ML Studio Flashcards
Import data
Dataset usually correct answer if asked
The designer supports tabular datasets created from
the following sources:
Delimited files
JSON files
Parquet files
SQL queries
Clean missing data
This module lets you define a cleaning operation. You can also save the cleaning operation so that you can apply it later to new data.
Partition and sample
Dividing your data into multiple subsections of the same size.
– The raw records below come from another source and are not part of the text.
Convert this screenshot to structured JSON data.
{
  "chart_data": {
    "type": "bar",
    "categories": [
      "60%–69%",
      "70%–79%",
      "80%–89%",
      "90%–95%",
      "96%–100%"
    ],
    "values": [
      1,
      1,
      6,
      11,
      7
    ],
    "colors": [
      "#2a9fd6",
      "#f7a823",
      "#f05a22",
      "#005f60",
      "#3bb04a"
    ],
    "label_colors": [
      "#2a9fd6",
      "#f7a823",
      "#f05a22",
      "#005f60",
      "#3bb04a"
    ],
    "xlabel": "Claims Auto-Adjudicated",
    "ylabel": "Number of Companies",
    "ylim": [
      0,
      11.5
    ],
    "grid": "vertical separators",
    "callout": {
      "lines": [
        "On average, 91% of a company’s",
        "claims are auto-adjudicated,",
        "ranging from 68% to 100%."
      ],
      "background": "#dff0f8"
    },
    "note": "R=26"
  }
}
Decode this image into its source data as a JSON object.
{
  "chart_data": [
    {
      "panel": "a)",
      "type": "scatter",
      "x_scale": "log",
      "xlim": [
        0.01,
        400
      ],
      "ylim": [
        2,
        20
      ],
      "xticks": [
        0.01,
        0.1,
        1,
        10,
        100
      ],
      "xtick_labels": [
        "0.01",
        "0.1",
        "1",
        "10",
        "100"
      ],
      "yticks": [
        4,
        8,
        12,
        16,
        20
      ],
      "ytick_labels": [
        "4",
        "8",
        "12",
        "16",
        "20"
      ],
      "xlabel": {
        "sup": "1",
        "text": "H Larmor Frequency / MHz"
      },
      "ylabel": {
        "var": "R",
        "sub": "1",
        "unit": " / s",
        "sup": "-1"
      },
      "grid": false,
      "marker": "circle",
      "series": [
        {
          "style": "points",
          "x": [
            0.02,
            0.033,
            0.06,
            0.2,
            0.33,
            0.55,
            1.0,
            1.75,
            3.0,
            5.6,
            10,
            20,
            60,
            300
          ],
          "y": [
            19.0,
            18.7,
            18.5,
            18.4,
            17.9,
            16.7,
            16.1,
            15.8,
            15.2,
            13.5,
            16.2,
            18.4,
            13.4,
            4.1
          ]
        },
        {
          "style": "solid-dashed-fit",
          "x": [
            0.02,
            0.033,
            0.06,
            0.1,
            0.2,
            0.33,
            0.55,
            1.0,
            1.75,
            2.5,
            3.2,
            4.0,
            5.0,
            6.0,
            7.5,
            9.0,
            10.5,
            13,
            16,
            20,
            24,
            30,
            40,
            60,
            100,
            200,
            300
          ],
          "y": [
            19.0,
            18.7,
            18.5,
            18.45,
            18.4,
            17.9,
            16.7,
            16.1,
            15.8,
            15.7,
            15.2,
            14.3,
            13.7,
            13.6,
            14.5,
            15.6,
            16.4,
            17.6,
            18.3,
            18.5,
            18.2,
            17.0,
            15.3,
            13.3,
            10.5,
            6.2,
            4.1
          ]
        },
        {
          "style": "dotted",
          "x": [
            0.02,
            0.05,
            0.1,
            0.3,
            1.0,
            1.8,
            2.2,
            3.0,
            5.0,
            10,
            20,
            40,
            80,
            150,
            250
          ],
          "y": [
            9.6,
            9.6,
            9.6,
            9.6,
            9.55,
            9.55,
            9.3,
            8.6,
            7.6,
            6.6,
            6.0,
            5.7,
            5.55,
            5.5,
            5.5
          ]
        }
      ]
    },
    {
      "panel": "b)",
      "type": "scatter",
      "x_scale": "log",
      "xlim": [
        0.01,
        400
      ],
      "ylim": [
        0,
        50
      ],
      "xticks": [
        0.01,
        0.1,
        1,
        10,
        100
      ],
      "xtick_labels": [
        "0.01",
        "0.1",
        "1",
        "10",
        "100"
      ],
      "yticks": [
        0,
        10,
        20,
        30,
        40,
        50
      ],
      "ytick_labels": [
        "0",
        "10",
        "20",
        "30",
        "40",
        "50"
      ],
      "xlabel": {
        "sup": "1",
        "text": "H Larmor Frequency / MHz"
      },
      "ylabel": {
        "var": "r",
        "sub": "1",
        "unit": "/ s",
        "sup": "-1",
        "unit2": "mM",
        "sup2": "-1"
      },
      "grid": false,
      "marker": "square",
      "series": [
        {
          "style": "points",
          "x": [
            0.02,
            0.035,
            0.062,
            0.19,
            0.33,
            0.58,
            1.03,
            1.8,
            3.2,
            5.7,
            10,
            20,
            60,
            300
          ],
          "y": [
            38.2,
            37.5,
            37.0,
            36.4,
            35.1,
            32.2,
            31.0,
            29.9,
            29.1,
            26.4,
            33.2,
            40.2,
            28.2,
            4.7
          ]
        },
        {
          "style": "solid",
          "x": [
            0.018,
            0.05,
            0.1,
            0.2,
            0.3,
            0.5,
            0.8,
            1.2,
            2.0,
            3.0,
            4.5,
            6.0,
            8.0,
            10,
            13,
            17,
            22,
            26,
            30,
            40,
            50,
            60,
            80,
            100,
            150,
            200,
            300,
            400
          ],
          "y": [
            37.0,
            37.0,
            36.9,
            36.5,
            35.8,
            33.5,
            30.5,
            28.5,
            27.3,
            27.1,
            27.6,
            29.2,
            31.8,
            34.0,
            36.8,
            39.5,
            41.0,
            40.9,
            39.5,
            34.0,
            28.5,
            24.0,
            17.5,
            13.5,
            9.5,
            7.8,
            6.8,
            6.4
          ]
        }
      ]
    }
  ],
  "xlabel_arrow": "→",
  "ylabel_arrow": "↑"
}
Separating data into groups and then working with data from a specific group.
Sampling.
Creating a smaller dataset for testing.
Put in correct order: Train model, Linear regression, Evaluate model, Score model
Linear regression, Train model, Score model, Evaluate model
Compute Instances
Development workstations that data scientists can use to work with data and models.
Compute Clusters
Scalable clusters of virtual machines for on-demand processing of experiment code.
Inference Clusters
Deployment targets for predictive services that use your trained models.
Attached Compute
Links to existing Azure compute resources, such as Virtual Machines or Azure Databricks clusters.
Task types in AutoML
Classification, Regression and Time series forecasting
Featurization = ‘Enabled’ in AutoML
This causes Azure Machine Learning to automatically preprocess the features before training
Evaluating k-means clustering
Average Distance to Other Center
Average Distance to Cluster Center
Number of Points in the cluster
Maximal Distance to Cluster Center: The maximum of the distances between each point and the centroid of that point’s cluster. If this number is high, the cluster may be widely dispersed. This statistic in combination with the Average Distance to Cluster Center helps you determine the cluster’s spread.
Azure Container Instance
This type of compute is created dynamically, and is useful for development and testing.
Create trainer mode option = “Parameter Range”
Set the Create trainer mode option to Parameter Range and use the Range Builder to specify a range of values to use in the parameter sweep.
Almost all the classification and regression modules support an integrated parameter sweep. For those learners that do not support configuring a parameter range, only the available parameter values can be tested.